Born: Aug 28, 1922 in Brooklyn, New York City, New York
Died: Aug 29, 1983 in Cathedral City, California
Occupation: Actor
Active: '60s-'70s
Major Genres: Drama, Western
Career Highlights: I Want to Live!, The Night Stalker, The Rise and Fall of Legs Diamond
First Major Screen Credit: I Want to Live! (1958)
Biography
A former violinist, character actor Simon Oakland made his Broadway debut in 1948's The Skipper Next to God. Oakland's later stage credits include Light Up the Sky, The Shrike and Inherit the Wind. In films from 1957, Oakland was often cast as an outwardly unpleasant sort with inner reserves of decency and compassion. In I Want to Live (1958) for example, he played a journalist who first shamelessly exploited the murder trial of death-row inmate Susan Hayward, then worked night and day to win her a reprieve. And in Hitchcock's Psycho (1960), he had a memorable curtain speech as a jumpy, jittery, apparently neurotic psychiatrist who turned out to be the only person who fully understood transvestite murderer Anthony Perkins. Conversely, Oakland played his share of out-and-out villains, notably the bigoted Officer Schrank in West Side Story (1961). Far busier on television than in films--he once estimated that he'd appeared in 550 TV productions--Oakland was seen almost exclusively on the small screen after 1973. Within a five-year period, he was a regular on four series: Kolchak: The Night Stalker, Toma, Black Sheep Squadron and David Cassidy, Man Undercover. After a long losing bout with cancer, Simon Oakland died one day after his 63rd birthday. ~ Hal Erickson, All Movie Guide
Oakland made his film debut as the "tough, but compassionate" journalist who speaks up for Susan Hayward's Barbara Graham in I Want to Live! in 1958. Oakland would wind up playing this type often over the course of his career.

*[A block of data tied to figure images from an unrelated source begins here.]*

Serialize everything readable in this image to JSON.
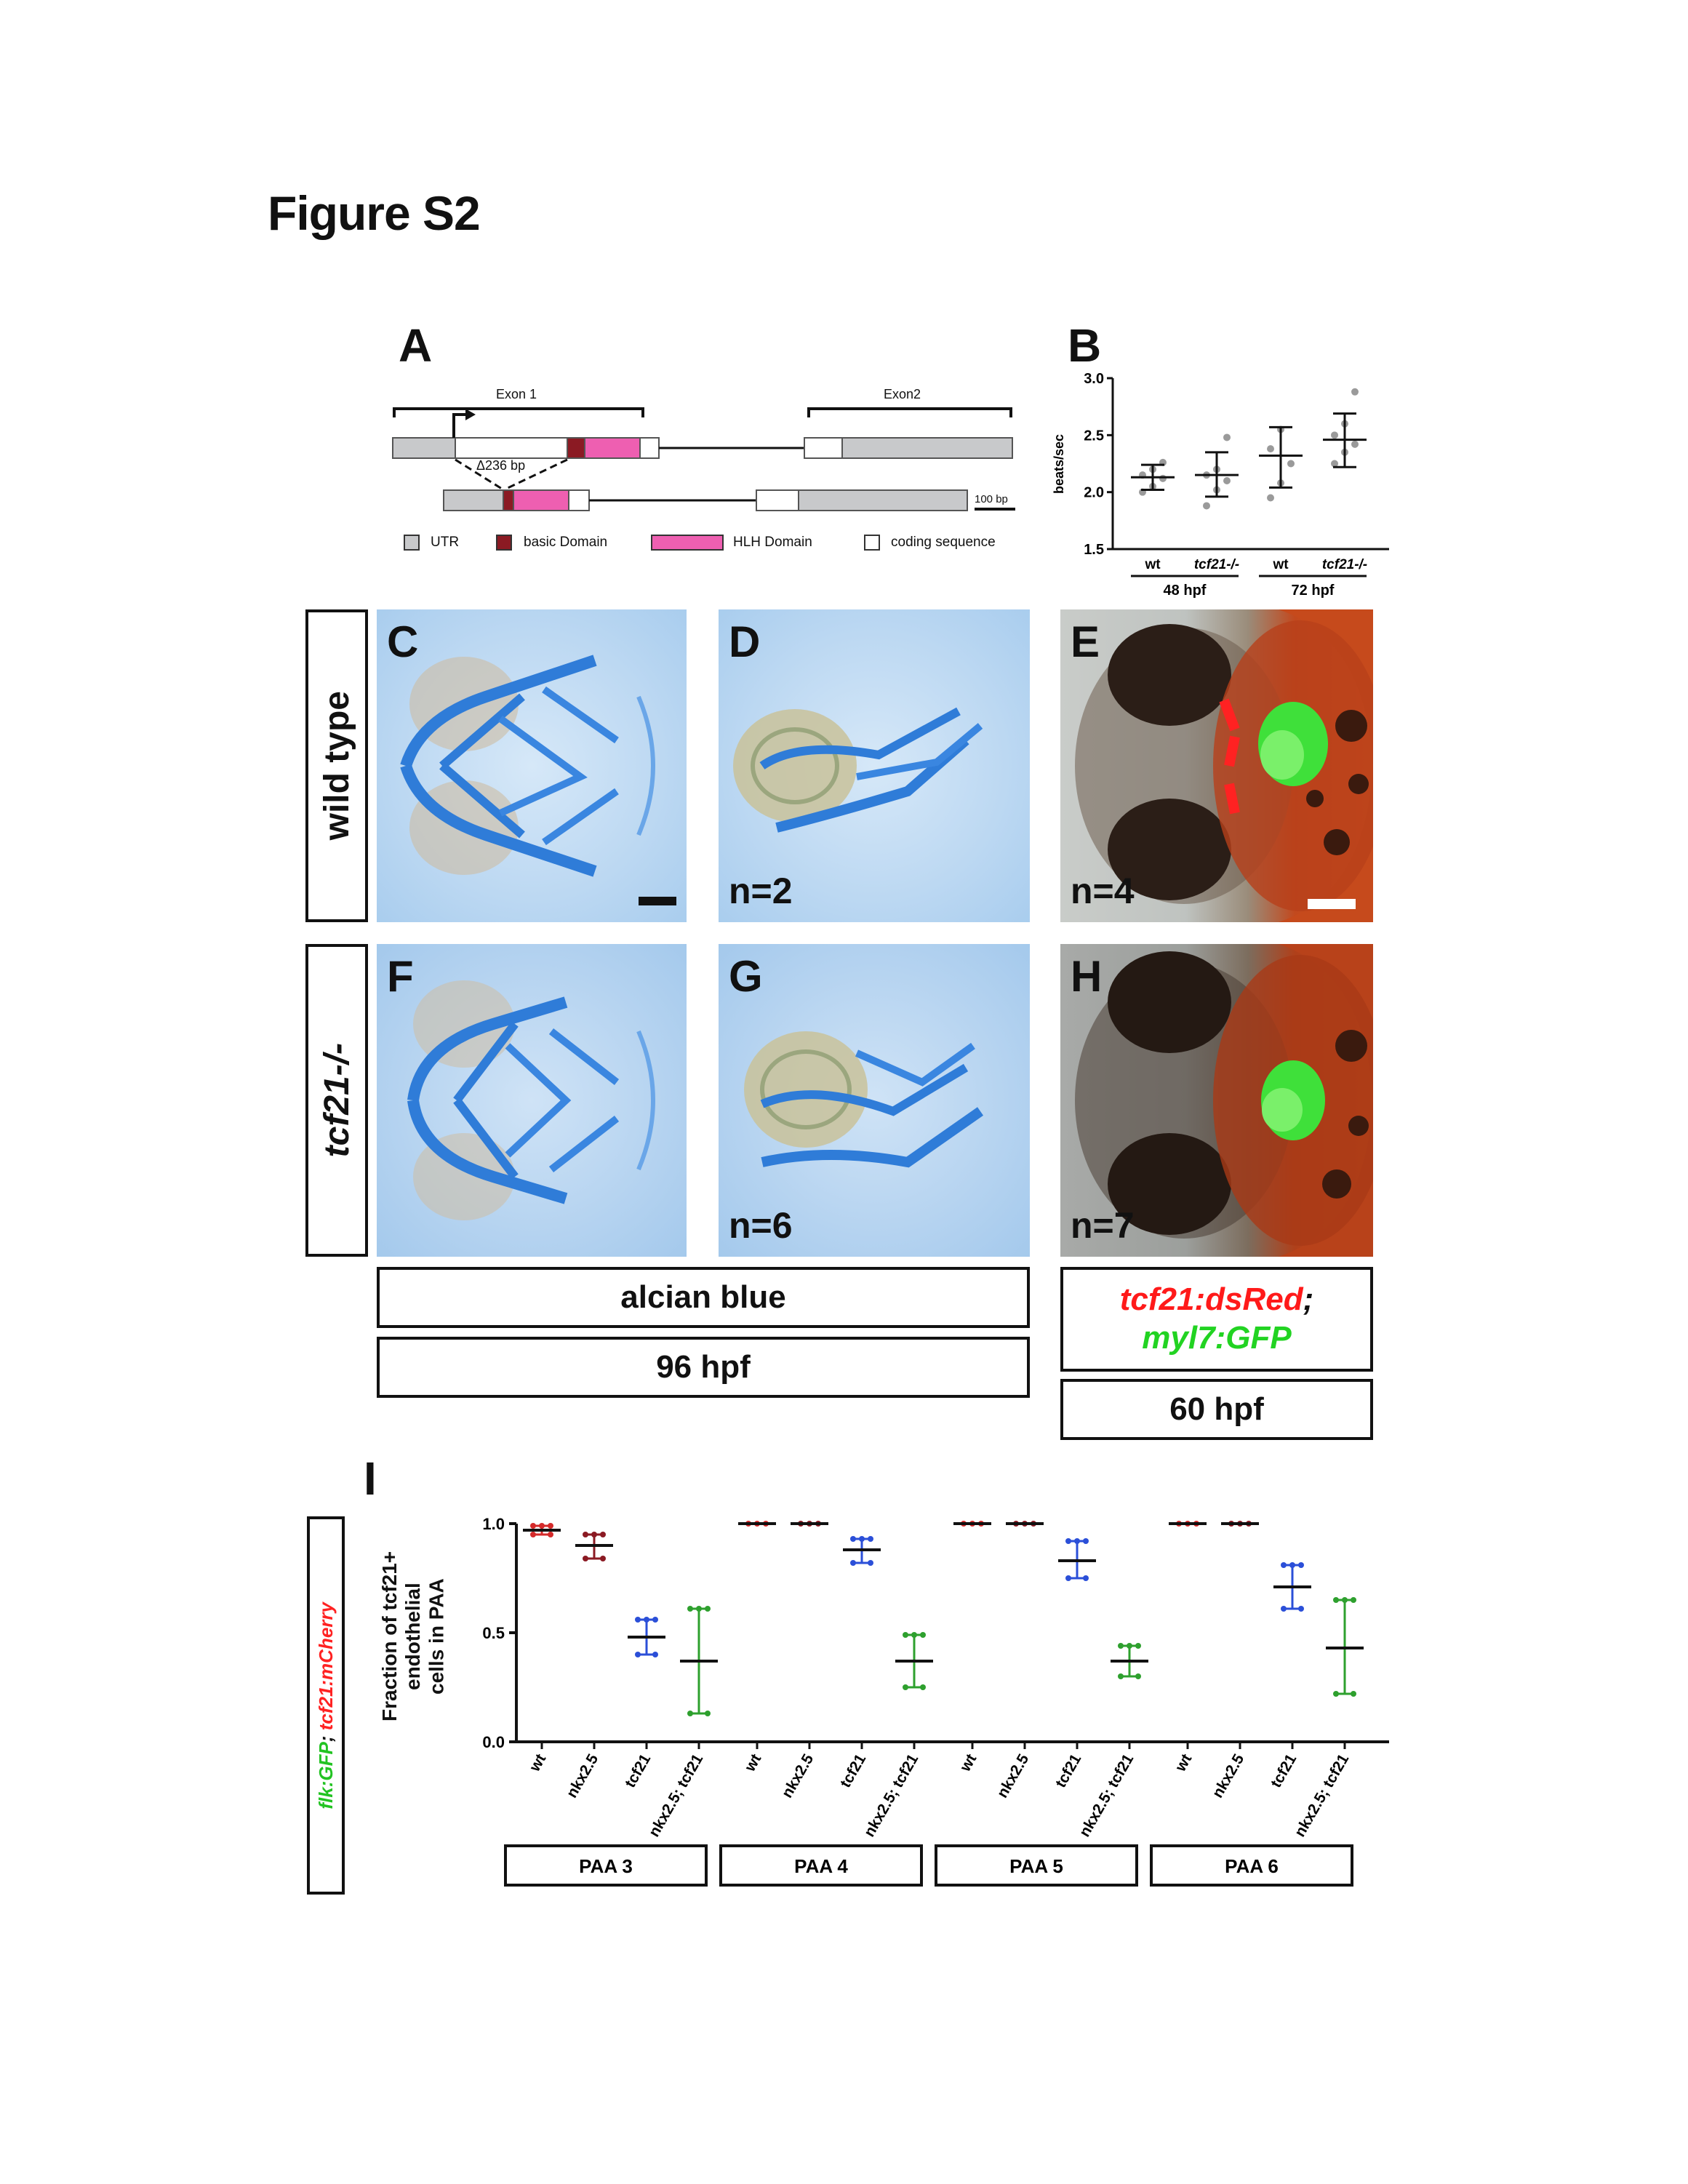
{
  "figure_title": "Figure S2",
  "panelA": {
    "label": "A",
    "exon1": "Exon 1",
    "exon2": "Exon2",
    "deletion": "Δ236 bp",
    "scalebar": "100 bp",
    "legend": [
      {
        "label": "UTR",
        "color": "#c8c9cb"
      },
      {
        "label": "basic Domain",
        "color": "#8b1a23"
      },
      {
        "label": "HLH Domain",
        "color": "#ee5fb1"
      },
      {
        "label": "coding sequence",
        "color": "#ffffff"
      }
    ]
  },
  "panelB": {
    "label": "B",
    "chart_data": {
      "type": "scatter",
      "ylabel": "beats/sec",
      "ylim": [
        1.5,
        3.0
      ],
      "yticks": [
        "1.5",
        "2.0",
        "2.5",
        "3.0"
      ],
      "categories": [
        "wt",
        "tcf21-/-",
        "wt",
        "tcf21-/-"
      ],
      "groups": [
        {
          "label": "48 hpf",
          "span": [
            0,
            1
          ]
        },
        {
          "label": "72 hpf",
          "span": [
            2,
            3
          ]
        }
      ],
      "means": [
        2.13,
        2.15,
        2.32,
        2.46
      ],
      "err_high": [
        2.24,
        2.35,
        2.57,
        2.69
      ],
      "err_low": [
        2.02,
        1.96,
        2.04,
        2.22
      ],
      "points": [
        [
          2.0,
          2.05,
          2.12,
          2.15,
          2.2,
          2.26
        ],
        [
          1.88,
          2.02,
          2.1,
          2.15,
          2.2,
          2.48
        ],
        [
          1.95,
          2.08,
          2.25,
          2.38,
          2.55
        ],
        [
          2.25,
          2.35,
          2.42,
          2.5,
          2.6,
          2.88
        ]
      ]
    }
  },
  "photos": {
    "C": {
      "label": "C",
      "n": ""
    },
    "D": {
      "label": "D",
      "n": "n=2"
    },
    "E": {
      "label": "E",
      "n": "n=4"
    },
    "F": {
      "label": "F",
      "n": ""
    },
    "G": {
      "label": "G",
      "n": "n=6"
    },
    "H": {
      "label": "H",
      "n": "n=7"
    }
  },
  "row_labels": {
    "wild_type": "wild type",
    "mutant": "tcf21-/-"
  },
  "captions": {
    "alcian": "alcian blue",
    "hpf96": "96 hpf",
    "reporter_red": "tcf21:dsRed",
    "reporter_sep": ";",
    "reporter_green": "myl7:GFP",
    "hpf60": "60 hpf"
  },
  "panelI": {
    "label": "I",
    "side_label_green": "flk:GFP",
    "side_label_sep": "; ",
    "side_label_red": "tcf21:mCherry",
    "ylabel_line1": "Fraction of tcf21+",
    "ylabel_line2": "endothelial",
    "ylabel_line3": "cells in PAA",
    "chart_data": {
      "type": "scatter",
      "ylim": [
        0.0,
        1.0
      ],
      "yticks": [
        "0.0",
        "0.5",
        "1.0"
      ],
      "categories": [
        "wt",
        "nkx2.5",
        "tcf21",
        "nkx2.5; tcf21"
      ],
      "colors": [
        "#d42a2a",
        "#8b1a23",
        "#2b4fd8",
        "#2ea02e"
      ],
      "groups": [
        {
          "label": "PAA 3",
          "means": [
            0.97,
            0.9,
            0.48,
            0.37
          ],
          "err_high": [
            0.99,
            0.95,
            0.56,
            0.61
          ],
          "err_low": [
            0.95,
            0.84,
            0.4,
            0.13
          ]
        },
        {
          "label": "PAA 4",
          "means": [
            1.0,
            1.0,
            0.88,
            0.37
          ],
          "err_high": [
            1.0,
            1.0,
            0.93,
            0.49
          ],
          "err_low": [
            1.0,
            1.0,
            0.82,
            0.25
          ]
        },
        {
          "label": "PAA 5",
          "means": [
            1.0,
            1.0,
            0.83,
            0.37
          ],
          "err_high": [
            1.0,
            1.0,
            0.92,
            0.44
          ],
          "err_low": [
            1.0,
            1.0,
            0.75,
            0.3
          ]
        },
        {
          "label": "PAA 6",
          "means": [
            1.0,
            1.0,
            0.71,
            0.43
          ],
          "err_high": [
            1.0,
            1.0,
            0.81,
            0.65
          ],
          "err_low": [
            1.0,
            1.0,
            0.61,
            0.22
          ]
        }
      ]
    }
  }
}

He went on to play a long series of tough guy types, usually on the right side of the law (or in positions of authority), most notably in Psycho (in which he plays the psychiatrist who explains the behavior of Norman Bates), West Side Story, Captain Bennett in Bullitt, and as the cantankerous Antonio Vincenzo (Kolchak's boss) in the science fiction television series Kolchak: The Night Stalker. Simon Oakland died of cancer, one day after his 68th birthday (29 August 1983), in Cathedral City, California.